There will also be a 15-foot-wide landscaped buffer that will be developed along the northern and western boundaries of the property adjacent to the Kyle 57 subdivision.

Upon further review, city staff found the rezoning to be consistent with the current overall plan and an appropriate zoning district for the site. The Planning and Zoning Commission voted to recommend zoning approval to council after a 5-1 vote on October 11.

Council member Yvonne Flores-Cale said she was hesitant because there would be no development deal.

“It’s a slippery slope, especially knowing that you could put things in there that I don’t think would be suitable for that area,” Flores-Cale said. “It worries me that if I say yes, something could happen that I don’t think is appropriate.”

The authorized uses are as follows:

• Multi-family dwellings on the second floor and above are permitted as of right, regardless of basic zoning
• Guest rooms up to five bedrooms
• Detail
• Restaurant
• Religious assembly
• Art Gallery
• Daycare (outdoor play area permitted)
• fire/police station
• Professional office
• Funeral home
• Hairdresser/beauty salon
• Convenience store/grocery store
• Gas station
• Nursing/retirement homes
• Veterinarian – without outside pension
• Health and fitness center
• Restaurant with drive-thru
• Financial institution with drive-thru banking

Pro Tem Mayor Robert Rizo, who met with the developer, said he had no problem voting for the rezoning.

Council member Daniela Parsley, however, was concerned as she had no communication with the promoter.

“I’m really scared to see a drive-thru like what happened with Taco Bell,” Parsley said. “So, I would like to have more knowledge.”

“The developer gave you all the opportunity to contact him, to meet him.
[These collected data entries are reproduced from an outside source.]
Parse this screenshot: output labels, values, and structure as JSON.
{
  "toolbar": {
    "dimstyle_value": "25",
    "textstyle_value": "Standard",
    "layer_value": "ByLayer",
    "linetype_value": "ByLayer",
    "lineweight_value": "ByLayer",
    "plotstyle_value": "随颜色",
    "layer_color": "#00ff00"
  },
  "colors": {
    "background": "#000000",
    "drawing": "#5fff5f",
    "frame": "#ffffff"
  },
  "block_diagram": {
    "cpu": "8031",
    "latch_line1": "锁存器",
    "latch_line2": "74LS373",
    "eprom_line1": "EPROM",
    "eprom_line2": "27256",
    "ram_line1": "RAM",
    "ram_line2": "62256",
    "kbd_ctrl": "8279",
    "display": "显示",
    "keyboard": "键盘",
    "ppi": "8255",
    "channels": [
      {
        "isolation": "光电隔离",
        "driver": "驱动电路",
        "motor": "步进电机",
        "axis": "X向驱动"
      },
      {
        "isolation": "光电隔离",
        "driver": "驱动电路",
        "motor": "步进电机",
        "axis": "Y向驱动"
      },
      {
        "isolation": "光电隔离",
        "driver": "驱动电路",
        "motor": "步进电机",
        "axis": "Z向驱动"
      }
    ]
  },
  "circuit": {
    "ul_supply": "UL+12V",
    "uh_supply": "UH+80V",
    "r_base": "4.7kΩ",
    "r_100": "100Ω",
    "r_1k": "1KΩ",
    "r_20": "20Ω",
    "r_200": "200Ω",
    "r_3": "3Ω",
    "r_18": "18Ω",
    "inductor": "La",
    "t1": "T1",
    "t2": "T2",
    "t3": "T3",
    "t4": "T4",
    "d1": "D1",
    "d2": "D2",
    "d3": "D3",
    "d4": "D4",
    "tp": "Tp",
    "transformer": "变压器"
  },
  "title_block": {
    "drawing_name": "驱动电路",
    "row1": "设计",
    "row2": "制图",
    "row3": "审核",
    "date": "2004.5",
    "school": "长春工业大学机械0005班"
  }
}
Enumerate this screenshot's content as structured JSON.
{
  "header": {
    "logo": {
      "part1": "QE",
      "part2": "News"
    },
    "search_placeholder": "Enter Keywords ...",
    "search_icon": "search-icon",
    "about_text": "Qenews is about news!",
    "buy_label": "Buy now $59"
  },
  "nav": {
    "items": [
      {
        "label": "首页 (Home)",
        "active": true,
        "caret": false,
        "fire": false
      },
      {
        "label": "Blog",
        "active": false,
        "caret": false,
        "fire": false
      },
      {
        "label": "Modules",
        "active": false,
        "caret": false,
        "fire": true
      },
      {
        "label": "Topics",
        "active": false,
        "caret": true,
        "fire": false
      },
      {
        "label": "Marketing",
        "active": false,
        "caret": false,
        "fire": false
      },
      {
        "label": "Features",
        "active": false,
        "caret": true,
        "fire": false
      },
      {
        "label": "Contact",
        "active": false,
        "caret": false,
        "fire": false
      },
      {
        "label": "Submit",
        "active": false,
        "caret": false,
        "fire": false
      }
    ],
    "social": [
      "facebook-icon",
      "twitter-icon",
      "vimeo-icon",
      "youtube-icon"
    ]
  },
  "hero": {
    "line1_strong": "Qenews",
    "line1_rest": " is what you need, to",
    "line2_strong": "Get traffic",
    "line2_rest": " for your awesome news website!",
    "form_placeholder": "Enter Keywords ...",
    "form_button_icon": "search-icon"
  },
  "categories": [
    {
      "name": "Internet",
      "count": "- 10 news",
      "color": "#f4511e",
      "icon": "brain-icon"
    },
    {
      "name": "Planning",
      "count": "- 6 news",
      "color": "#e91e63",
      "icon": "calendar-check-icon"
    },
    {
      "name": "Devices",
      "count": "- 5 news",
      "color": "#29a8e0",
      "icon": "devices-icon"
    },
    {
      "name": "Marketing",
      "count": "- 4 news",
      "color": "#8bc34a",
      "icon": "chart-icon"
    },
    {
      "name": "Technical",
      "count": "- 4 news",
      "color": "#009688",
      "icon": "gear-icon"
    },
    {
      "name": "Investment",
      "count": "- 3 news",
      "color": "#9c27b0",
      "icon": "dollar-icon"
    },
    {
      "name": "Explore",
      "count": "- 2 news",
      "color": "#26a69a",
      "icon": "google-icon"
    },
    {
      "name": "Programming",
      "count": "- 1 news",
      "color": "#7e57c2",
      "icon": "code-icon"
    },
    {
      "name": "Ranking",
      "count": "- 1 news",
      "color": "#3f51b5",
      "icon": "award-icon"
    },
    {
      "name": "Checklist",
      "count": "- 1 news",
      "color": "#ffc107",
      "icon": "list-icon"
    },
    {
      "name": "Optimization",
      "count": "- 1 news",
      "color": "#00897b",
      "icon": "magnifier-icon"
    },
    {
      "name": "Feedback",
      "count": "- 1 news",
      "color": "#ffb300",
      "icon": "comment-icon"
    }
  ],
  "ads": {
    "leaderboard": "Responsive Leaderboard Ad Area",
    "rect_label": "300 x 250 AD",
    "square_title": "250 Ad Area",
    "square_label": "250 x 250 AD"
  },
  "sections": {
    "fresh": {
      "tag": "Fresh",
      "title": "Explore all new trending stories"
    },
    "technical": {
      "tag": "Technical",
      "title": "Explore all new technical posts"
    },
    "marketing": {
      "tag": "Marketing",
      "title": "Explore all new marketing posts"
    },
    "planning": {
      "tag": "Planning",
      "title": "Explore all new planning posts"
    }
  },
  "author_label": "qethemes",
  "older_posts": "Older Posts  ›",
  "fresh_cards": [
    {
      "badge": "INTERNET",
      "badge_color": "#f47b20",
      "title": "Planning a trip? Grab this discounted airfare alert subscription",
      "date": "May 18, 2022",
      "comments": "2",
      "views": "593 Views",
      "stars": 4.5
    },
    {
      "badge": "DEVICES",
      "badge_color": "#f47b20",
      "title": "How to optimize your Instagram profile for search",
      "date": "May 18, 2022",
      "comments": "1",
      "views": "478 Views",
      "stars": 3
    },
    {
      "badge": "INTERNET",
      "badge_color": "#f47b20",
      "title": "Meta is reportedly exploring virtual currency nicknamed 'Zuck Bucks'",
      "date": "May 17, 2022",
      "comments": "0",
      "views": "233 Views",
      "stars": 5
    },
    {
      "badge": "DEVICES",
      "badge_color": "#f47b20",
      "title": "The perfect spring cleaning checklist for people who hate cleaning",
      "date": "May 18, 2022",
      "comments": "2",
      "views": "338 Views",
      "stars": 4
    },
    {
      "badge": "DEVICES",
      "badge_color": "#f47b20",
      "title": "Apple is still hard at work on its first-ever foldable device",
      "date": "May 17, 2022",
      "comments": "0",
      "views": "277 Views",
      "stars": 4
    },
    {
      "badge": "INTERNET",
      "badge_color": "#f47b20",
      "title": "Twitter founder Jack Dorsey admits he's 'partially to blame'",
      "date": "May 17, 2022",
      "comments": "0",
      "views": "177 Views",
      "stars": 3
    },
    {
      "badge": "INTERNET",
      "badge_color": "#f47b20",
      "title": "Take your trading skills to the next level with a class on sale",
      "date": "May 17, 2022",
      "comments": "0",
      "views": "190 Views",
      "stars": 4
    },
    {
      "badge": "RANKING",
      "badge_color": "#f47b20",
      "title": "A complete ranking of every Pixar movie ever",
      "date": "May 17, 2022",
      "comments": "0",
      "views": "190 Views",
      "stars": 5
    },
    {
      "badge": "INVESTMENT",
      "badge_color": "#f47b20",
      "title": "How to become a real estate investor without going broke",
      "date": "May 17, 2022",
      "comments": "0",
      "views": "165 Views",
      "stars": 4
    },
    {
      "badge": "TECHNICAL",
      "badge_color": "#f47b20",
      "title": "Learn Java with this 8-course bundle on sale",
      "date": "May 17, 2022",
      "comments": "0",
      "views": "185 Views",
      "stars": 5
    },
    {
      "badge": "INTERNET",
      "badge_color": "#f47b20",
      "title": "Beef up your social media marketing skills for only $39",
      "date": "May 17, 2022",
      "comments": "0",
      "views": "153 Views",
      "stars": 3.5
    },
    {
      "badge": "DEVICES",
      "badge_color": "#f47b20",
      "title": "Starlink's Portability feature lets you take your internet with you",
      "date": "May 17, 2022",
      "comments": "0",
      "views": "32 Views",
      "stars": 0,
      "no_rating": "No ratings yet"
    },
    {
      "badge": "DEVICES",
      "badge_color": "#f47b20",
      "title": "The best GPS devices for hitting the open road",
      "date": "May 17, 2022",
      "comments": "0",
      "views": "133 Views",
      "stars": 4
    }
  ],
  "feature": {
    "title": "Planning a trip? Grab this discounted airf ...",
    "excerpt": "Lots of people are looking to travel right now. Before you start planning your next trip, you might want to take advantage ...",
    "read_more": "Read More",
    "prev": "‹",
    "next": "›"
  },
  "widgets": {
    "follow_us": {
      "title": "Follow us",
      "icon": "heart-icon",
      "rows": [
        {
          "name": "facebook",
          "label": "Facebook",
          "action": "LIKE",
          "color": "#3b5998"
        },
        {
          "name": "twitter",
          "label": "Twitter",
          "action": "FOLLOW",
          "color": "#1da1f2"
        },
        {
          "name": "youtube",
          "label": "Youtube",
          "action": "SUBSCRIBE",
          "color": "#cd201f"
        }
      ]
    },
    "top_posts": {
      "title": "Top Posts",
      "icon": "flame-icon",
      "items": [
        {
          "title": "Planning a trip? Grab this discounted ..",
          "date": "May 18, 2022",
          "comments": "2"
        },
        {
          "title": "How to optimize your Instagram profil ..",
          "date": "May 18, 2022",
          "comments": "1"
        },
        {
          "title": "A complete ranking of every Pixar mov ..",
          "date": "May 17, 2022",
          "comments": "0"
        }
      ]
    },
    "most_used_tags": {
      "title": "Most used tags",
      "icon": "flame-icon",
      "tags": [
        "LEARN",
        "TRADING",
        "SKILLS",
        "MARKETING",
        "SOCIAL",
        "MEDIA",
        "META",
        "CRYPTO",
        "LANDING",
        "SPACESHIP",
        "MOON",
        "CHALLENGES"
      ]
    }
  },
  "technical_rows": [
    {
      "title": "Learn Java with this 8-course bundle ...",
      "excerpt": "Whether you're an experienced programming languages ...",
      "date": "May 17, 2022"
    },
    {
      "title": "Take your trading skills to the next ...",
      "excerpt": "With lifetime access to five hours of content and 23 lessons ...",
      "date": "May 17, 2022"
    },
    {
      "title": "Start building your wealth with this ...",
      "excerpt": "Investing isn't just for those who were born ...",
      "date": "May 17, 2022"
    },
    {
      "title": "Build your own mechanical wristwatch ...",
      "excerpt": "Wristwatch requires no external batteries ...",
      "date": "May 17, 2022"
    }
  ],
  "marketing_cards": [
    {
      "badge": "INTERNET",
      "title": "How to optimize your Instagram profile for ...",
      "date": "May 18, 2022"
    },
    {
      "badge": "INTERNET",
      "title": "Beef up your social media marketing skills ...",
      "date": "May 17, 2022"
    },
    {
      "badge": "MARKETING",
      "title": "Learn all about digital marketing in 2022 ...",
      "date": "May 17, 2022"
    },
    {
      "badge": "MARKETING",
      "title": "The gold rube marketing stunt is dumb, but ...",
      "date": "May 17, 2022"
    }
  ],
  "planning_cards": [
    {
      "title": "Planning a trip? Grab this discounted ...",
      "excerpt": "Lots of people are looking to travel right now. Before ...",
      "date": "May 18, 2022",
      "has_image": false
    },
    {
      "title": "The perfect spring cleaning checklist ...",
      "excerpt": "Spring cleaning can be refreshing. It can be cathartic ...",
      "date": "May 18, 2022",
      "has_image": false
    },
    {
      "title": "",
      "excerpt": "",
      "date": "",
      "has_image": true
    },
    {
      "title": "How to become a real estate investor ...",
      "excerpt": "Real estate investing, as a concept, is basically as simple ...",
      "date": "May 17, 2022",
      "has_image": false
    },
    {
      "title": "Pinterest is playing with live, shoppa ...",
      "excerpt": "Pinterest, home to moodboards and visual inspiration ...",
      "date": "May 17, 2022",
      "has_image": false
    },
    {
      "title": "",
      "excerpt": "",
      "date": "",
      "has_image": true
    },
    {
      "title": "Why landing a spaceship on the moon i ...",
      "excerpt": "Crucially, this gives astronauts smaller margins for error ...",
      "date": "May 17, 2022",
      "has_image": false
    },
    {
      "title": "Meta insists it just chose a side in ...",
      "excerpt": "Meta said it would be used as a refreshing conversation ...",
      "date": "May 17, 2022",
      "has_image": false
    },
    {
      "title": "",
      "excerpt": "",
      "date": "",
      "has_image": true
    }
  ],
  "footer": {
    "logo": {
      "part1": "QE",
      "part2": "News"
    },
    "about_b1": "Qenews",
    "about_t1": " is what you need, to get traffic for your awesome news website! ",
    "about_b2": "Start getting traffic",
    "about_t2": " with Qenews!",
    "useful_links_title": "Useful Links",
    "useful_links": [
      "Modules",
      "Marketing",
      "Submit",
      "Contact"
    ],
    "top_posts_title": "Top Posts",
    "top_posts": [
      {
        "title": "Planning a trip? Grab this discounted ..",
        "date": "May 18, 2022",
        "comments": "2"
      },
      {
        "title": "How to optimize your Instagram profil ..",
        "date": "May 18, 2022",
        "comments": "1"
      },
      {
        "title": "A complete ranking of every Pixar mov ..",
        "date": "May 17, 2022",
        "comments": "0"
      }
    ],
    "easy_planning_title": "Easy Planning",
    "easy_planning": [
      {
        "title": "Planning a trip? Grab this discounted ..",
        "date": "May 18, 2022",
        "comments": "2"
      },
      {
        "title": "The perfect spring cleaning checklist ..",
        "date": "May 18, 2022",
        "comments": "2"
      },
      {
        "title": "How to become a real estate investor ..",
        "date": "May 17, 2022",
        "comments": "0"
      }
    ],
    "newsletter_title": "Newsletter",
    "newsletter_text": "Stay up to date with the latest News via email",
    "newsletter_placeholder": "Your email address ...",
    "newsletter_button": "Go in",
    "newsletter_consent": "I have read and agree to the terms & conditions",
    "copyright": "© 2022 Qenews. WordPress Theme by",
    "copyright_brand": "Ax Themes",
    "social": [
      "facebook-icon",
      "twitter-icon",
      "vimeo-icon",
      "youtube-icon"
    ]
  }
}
I met him, so I think I’m good to go ahead with that,” Rizo said. “We’re just working on zoning. He still has to come back with a plan; we also have to approve the plan.

Mayor Travis Mitchell stepped in and reminded council that they were supposed to make a decision based on usage.
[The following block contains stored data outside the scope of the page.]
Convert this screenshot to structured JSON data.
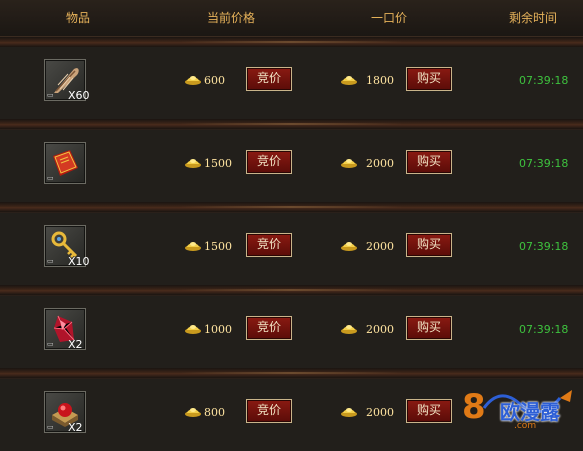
{
  "header": {
    "item": "物品",
    "current_price": "当前价格",
    "buyout_price": "一口价",
    "time_left": "剩余时间"
  },
  "buttons": {
    "bid": "竞价",
    "buy": "购买"
  },
  "rows": [
    {
      "icon": "feather-icon",
      "qty": "X60",
      "current_price": "600",
      "buyout_price": "1800",
      "time_left": "07:39:18"
    },
    {
      "icon": "red-book-icon",
      "qty": "",
      "current_price": "1500",
      "buyout_price": "2000",
      "time_left": "07:39:18"
    },
    {
      "icon": "golden-key-icon",
      "qty": "X10",
      "current_price": "1500",
      "buyout_price": "2000",
      "time_left": "07:39:18"
    },
    {
      "icon": "red-crystal-icon",
      "qty": "X2",
      "current_price": "1000",
      "buyout_price": "2000",
      "time_left": "07:39:18"
    },
    {
      "icon": "red-gem-box-icon",
      "qty": "X2",
      "current_price": "800",
      "buyout_price": "2000",
      "time_left": ""
    }
  ],
  "watermark": {
    "text": "欧漫露",
    "sub": ".com",
    "num": "8"
  },
  "colors": {
    "header_text": "#e6b25a",
    "timer": "#3ec23e",
    "button_bg": "#8a1a12",
    "price_text": "#ffe4a0"
  }
}
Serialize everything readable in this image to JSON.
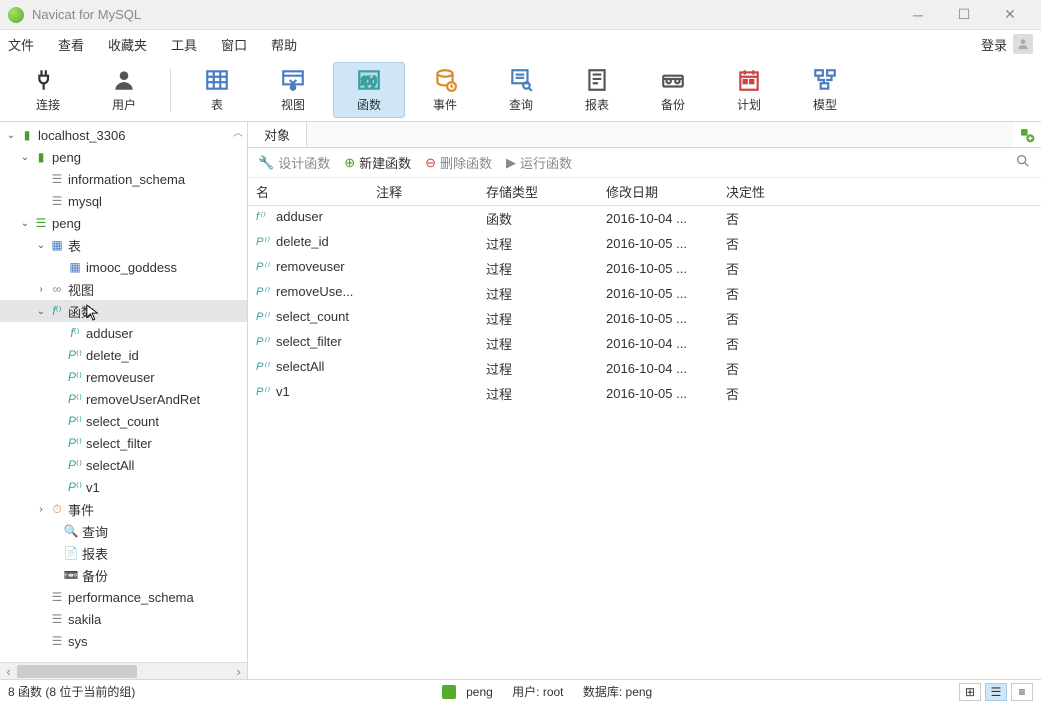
{
  "app": {
    "title": "Navicat for MySQL"
  },
  "menu": {
    "file": "文件",
    "view": "查看",
    "favorites": "收藏夹",
    "tools": "工具",
    "window": "窗口",
    "help": "帮助",
    "login": "登录"
  },
  "toolbar": {
    "connect": "连接",
    "user": "用户",
    "table": "表",
    "view": "视图",
    "function": "函数",
    "event": "事件",
    "query": "查询",
    "report": "报表",
    "backup": "备份",
    "plan": "计划",
    "model": "模型"
  },
  "tree": {
    "conn": "localhost_3306",
    "db_peng": "peng",
    "db_info": "information_schema",
    "db_mysql": "mysql",
    "db_perf": "performance_schema",
    "db_sakila": "sakila",
    "db_sys": "sys",
    "tables": "表",
    "tbl_imooc": "imooc_goddess",
    "views": "视图",
    "functions": "函数",
    "events": "事件",
    "queries": "查询",
    "reports": "报表",
    "backups": "备份",
    "fn": {
      "adduser": "adduser",
      "delete_id": "delete_id",
      "removeuser": "removeuser",
      "removeUserAndRet": "removeUserAndRet",
      "select_count": "select_count",
      "select_filter": "select_filter",
      "selectAll": "selectAll",
      "v1": "v1"
    }
  },
  "tab": {
    "objects": "对象"
  },
  "subtoolbar": {
    "design": "设计函数",
    "new": "新建函数",
    "delete": "删除函数",
    "run": "运行函数"
  },
  "grid": {
    "headers": {
      "name": "名",
      "comment": "注释",
      "storage": "存储类型",
      "modified": "修改日期",
      "determinism": "决定性"
    },
    "rows": [
      {
        "icon": "f",
        "name": "adduser",
        "storage": "函数",
        "modified": "2016-10-04 ...",
        "det": "否"
      },
      {
        "icon": "p",
        "name": "delete_id",
        "storage": "过程",
        "modified": "2016-10-05 ...",
        "det": "否"
      },
      {
        "icon": "p",
        "name": "removeuser",
        "storage": "过程",
        "modified": "2016-10-05 ...",
        "det": "否"
      },
      {
        "icon": "p",
        "name": "removeUse...",
        "storage": "过程",
        "modified": "2016-10-05 ...",
        "det": "否"
      },
      {
        "icon": "p",
        "name": "select_count",
        "storage": "过程",
        "modified": "2016-10-05 ...",
        "det": "否"
      },
      {
        "icon": "p",
        "name": "select_filter",
        "storage": "过程",
        "modified": "2016-10-04 ...",
        "det": "否"
      },
      {
        "icon": "p",
        "name": "selectAll",
        "storage": "过程",
        "modified": "2016-10-04 ...",
        "det": "否"
      },
      {
        "icon": "p",
        "name": "v1",
        "storage": "过程",
        "modified": "2016-10-05 ...",
        "det": "否"
      }
    ]
  },
  "status": {
    "left": "8 函数 (8 位于当前的组)",
    "db": "peng",
    "user": "用户: root",
    "database": "数据库: peng"
  }
}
“In terms of the overall plan, the community commercial zoning, the reason Will says that’s the ideal solution is because that’s the absolute target from a land use perspective as far as appropriate next to a regional node, like this intersection,” Mitchell said.

“At some point, you have to rely on your code to dictate how development can happen, as opposed to point zoning, which is basically saying you have to show me what you’re going to build before you say yes, which is against the law unless it’s developed under a development agreement that often bypasses zoning,” he continued. “If you’re not going to vote for community commerce, I can’t imagine this council wanting to vote yes to any other zoning category.”

Flores-Cale thought a few uses of the list would be enough for the region, but would be more content with retail than community commerce.

“Ultimately, rezoning is up to council,” Flores-Cale said. “If they want to come and they want to deliver what they want to deliver, and we don’t agree with that, we have the right to say no. I’m not going to try to force them and tell them it’s the right thing to do. I can say “Hey, I don’t think that’s the best use, and I don’t have to give you an explanation.”